Sehr geehrter Herr Kulm,

vielen Dank für Ihre Anfrage und Ihr Interesse an der Thematik.

Die vom Europäischen Parlament und den EU-Mitgliedstaaten verabschiedete "Antidiskriminierungsrichtlinie" aus dem Jahr 2000 ( http://ec.europa.eu/employment_social/news/2001/jul/directive78ec_de.pdf ) hat zum Ziel, die Diskriminierung auf Grund der eigenen Weltanschauung, einer Behinderung, auf Grund des Alters oder der sexuellen Ausrichtung in Beschäftigung und Beruf zu verhindern. Um dies zu erreichen wurden bestimmte gesetzliche Vorgaben gemacht.
Wie bei jeder Gesetzgebung sind einerseits die tatsächlichen (z.T. auch ungewollten) Auswirkungen des Gesetzes nicht zu 100% von vornherein abzuschätzen. Daher ist es vernünftig, die Auswirkungen bestimmter Gesetze zu überprüfen und nötigenfalls die Gesetze zu ändern.

Andererseits lässt sich auch Missbrauch bestimmter gesetzlicher Regelungen nicht vollständig verhindern. Die von Ihnen angesprochenen "AGG Hopper" sind sicherlich nicht im Sinne des Gesetzgebers gewesen. Jedoch lässt sich trotz positiver Absichten bei keinem Gesetz völlig verhindern, dass dieses auch missbraucht wird. Ein Missbrauch ist grundsätzlich falsch, darf aber nicht dazu führen, dass ein im Prinzip richtiges Gesetz abgeschafft wird. Sinnvoll ist es in natürlich in jedem Fall, mögliche Lücken die den Missbrauch erlauben, im Nachhinein zu schließen. Zudem wird selbstverständlich nachweislicher Missbrauch durch die Instrumente, die unserem Rechtsstaat zur Verfügung stehen, geahndet.

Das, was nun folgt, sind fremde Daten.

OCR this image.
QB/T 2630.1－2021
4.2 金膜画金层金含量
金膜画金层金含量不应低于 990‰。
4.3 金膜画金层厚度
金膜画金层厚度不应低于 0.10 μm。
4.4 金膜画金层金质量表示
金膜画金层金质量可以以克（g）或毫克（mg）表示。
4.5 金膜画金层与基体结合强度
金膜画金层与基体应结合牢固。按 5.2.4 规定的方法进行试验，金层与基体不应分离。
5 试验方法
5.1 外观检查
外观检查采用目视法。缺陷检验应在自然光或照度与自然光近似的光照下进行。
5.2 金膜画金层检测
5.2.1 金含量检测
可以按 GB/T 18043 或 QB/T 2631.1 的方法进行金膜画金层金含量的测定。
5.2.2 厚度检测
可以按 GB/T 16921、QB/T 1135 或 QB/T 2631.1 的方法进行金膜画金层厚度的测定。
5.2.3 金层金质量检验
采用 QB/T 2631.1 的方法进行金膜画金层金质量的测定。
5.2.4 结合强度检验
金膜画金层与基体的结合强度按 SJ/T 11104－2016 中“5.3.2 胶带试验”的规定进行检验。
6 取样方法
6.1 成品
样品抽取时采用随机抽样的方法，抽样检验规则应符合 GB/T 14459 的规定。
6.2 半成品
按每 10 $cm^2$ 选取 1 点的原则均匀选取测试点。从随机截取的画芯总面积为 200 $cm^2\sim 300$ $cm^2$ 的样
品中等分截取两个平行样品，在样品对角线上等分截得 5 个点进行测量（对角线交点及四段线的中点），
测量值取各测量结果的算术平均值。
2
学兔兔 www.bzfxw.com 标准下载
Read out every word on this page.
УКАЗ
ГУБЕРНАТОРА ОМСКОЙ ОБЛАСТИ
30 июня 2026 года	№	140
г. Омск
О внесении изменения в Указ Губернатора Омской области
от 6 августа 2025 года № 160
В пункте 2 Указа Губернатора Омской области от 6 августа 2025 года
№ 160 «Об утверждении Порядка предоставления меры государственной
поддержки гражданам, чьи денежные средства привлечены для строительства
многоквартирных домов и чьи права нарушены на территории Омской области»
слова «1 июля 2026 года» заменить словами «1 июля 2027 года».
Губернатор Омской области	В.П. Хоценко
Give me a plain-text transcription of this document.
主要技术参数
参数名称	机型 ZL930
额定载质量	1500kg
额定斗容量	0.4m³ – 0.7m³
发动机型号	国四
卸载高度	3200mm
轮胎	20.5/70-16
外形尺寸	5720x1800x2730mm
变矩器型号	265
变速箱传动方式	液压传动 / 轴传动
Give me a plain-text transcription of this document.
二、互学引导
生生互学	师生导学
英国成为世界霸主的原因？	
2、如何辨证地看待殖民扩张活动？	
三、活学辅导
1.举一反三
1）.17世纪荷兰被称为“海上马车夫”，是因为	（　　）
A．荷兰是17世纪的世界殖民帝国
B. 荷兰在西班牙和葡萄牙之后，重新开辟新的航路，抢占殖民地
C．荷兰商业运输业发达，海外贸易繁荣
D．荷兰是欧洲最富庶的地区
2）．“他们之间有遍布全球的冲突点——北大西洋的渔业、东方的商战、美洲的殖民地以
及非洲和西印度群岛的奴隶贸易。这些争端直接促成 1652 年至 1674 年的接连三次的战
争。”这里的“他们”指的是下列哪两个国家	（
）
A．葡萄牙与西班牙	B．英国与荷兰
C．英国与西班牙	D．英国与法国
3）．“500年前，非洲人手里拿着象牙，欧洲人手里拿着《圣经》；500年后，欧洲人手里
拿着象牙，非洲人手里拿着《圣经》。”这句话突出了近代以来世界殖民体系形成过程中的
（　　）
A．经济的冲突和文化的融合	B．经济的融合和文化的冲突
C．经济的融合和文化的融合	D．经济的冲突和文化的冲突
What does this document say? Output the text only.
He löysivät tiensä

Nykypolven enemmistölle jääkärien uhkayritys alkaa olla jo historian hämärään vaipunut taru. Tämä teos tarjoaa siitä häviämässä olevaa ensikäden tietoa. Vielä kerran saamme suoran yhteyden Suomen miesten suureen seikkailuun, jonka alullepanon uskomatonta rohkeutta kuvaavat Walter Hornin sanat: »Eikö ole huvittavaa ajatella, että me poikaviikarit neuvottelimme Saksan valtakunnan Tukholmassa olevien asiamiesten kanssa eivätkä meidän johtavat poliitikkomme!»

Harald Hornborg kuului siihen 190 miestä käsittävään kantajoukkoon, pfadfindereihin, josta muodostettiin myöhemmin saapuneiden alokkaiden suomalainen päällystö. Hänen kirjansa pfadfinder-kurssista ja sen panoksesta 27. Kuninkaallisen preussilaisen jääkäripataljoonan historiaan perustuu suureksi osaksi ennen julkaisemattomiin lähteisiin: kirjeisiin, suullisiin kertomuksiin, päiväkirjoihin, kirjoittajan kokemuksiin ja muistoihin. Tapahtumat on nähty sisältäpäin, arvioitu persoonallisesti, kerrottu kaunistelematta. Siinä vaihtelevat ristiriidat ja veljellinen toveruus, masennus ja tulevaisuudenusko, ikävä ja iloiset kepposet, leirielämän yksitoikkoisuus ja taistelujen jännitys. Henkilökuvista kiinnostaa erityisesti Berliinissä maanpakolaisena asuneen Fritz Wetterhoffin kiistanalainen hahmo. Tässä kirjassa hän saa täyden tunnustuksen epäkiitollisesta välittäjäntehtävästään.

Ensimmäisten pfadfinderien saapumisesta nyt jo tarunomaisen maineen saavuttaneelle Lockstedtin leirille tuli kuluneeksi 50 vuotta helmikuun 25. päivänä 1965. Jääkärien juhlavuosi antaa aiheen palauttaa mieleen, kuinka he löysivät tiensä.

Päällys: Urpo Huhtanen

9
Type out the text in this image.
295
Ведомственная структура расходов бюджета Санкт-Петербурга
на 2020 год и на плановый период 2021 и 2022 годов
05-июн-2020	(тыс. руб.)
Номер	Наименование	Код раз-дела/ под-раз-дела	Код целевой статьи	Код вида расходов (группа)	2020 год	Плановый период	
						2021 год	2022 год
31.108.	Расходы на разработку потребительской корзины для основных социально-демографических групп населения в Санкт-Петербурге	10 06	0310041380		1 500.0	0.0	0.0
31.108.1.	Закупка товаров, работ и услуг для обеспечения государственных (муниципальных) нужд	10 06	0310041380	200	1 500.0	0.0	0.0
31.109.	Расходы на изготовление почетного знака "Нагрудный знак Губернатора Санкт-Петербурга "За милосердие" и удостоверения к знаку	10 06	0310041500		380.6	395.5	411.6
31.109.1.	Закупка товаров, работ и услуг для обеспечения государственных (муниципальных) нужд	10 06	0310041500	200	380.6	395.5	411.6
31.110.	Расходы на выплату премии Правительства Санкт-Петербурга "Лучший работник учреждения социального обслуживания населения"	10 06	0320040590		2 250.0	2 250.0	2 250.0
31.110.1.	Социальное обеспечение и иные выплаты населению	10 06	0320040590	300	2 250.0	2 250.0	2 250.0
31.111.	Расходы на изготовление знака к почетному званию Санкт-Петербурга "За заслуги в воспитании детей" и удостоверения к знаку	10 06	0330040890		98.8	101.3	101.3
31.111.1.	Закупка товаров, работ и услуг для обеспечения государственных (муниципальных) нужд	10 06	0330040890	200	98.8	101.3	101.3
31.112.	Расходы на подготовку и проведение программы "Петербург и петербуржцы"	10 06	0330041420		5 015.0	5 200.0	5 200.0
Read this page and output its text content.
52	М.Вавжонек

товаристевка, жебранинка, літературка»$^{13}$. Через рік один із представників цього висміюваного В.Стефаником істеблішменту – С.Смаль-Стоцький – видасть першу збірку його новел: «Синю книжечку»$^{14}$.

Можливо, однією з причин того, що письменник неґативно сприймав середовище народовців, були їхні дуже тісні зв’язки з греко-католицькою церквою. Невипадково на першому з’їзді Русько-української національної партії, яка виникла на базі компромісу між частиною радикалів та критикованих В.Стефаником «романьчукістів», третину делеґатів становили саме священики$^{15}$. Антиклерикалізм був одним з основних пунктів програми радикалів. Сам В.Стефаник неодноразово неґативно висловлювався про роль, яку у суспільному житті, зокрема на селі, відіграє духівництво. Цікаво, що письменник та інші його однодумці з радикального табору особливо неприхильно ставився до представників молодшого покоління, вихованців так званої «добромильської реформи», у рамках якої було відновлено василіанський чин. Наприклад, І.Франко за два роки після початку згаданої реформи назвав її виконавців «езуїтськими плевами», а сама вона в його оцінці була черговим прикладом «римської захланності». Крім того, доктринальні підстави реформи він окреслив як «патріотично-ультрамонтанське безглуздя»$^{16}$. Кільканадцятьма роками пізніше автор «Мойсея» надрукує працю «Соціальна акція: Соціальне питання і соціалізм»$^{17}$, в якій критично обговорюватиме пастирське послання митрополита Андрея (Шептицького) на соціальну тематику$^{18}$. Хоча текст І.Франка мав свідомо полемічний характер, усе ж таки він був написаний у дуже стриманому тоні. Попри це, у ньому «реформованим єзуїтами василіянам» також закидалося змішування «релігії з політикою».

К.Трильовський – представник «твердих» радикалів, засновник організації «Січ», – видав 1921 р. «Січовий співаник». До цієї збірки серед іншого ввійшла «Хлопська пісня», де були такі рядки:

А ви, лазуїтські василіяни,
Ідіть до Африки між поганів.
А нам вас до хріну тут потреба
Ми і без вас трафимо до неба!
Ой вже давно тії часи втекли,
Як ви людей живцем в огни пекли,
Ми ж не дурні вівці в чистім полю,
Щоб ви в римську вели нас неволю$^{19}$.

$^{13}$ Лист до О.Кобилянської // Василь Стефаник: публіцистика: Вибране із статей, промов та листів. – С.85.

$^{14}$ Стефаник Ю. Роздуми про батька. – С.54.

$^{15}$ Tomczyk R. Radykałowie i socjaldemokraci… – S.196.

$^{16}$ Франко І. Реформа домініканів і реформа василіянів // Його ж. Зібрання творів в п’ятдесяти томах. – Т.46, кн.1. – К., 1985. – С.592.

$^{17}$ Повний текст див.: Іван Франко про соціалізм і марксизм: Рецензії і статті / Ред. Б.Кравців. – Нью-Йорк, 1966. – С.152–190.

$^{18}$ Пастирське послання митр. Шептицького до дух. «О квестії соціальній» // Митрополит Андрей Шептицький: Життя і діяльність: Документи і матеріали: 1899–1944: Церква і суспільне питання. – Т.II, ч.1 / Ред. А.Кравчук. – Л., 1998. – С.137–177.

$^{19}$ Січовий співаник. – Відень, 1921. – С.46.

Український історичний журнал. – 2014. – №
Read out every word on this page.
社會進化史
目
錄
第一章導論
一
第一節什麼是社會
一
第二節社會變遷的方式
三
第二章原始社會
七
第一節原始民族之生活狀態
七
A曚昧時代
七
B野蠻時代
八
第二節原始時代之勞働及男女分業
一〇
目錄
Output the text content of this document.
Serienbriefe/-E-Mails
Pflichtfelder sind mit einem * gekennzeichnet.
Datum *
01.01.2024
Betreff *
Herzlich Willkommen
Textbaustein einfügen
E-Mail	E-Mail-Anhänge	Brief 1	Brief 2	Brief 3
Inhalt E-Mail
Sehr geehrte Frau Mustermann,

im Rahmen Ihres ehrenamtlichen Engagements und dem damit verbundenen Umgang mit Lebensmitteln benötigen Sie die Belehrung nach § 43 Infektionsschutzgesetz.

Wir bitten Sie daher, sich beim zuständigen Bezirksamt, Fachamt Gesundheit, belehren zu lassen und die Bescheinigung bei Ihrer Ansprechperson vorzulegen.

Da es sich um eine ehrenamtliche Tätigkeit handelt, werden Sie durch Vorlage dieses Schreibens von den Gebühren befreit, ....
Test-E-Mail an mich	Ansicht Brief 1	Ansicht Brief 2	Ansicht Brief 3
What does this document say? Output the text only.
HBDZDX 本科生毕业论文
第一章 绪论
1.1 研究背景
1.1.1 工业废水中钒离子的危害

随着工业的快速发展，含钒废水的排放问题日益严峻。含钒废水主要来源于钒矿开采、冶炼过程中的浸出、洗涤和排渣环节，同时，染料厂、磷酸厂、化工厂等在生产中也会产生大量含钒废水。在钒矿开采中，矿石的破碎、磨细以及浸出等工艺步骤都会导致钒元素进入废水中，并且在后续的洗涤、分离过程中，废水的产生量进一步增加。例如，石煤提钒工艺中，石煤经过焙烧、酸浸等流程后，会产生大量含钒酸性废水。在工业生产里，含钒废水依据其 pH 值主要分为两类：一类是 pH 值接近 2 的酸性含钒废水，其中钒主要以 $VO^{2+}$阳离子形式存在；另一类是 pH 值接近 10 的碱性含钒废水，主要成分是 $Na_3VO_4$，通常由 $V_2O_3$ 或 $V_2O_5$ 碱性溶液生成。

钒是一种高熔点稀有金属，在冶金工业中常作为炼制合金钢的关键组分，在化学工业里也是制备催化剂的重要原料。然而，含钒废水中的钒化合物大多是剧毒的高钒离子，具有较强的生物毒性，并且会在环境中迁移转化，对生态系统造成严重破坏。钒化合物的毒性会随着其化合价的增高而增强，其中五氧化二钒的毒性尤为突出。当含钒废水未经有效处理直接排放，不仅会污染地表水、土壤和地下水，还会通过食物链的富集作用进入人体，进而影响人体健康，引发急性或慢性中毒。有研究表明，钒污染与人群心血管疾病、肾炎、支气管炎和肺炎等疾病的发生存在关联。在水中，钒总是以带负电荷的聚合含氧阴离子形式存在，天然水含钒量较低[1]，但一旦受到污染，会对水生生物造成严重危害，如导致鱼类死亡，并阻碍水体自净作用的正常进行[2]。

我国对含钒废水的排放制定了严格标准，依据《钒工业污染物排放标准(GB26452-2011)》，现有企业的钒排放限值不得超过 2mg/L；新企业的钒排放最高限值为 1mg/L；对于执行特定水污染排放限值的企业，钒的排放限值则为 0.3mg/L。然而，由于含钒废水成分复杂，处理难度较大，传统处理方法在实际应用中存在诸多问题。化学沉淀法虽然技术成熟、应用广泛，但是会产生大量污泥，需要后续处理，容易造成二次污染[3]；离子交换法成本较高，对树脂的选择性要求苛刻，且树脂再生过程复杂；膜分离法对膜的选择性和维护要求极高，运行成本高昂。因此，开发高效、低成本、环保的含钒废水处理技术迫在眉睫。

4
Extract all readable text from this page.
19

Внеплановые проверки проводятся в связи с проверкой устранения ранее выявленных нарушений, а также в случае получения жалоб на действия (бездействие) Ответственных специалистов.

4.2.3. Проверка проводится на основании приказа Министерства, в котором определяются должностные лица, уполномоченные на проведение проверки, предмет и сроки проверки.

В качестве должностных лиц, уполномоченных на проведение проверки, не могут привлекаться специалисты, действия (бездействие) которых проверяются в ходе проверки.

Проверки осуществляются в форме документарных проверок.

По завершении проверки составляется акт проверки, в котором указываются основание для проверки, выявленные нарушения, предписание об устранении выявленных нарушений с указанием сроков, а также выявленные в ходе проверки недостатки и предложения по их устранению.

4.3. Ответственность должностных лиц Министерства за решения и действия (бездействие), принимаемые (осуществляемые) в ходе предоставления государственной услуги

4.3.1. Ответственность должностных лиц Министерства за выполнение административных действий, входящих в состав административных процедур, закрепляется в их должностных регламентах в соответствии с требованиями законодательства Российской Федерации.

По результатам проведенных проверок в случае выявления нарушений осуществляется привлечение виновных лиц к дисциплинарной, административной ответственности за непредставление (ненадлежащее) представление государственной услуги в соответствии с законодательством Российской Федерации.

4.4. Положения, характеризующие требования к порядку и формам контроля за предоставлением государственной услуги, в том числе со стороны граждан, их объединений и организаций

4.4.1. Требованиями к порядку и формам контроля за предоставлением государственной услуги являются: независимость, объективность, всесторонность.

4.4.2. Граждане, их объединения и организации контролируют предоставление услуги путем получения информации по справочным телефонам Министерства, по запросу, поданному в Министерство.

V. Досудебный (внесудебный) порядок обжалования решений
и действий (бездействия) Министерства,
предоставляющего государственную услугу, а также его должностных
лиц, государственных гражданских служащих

Am 2. Juli 2008 hat die Europäische Kommission ihre Vorschläge über weitere Maßnahmen zur Antidiskriminierung für den Bereich außerhalb des Berufslebens vorgestellt ( http://ec.europa.eu/social/BlobServlet?docId=477&langId=de ). Die Vorschläge der Europäischen Kommission werden nun dem Europäischen Parlament übermittelt und dort beraten. In den Beratungen werden die Vorschläge in der Regel einer gründlichen Prüfung unterzogen und wo dies nötig ist, geändert.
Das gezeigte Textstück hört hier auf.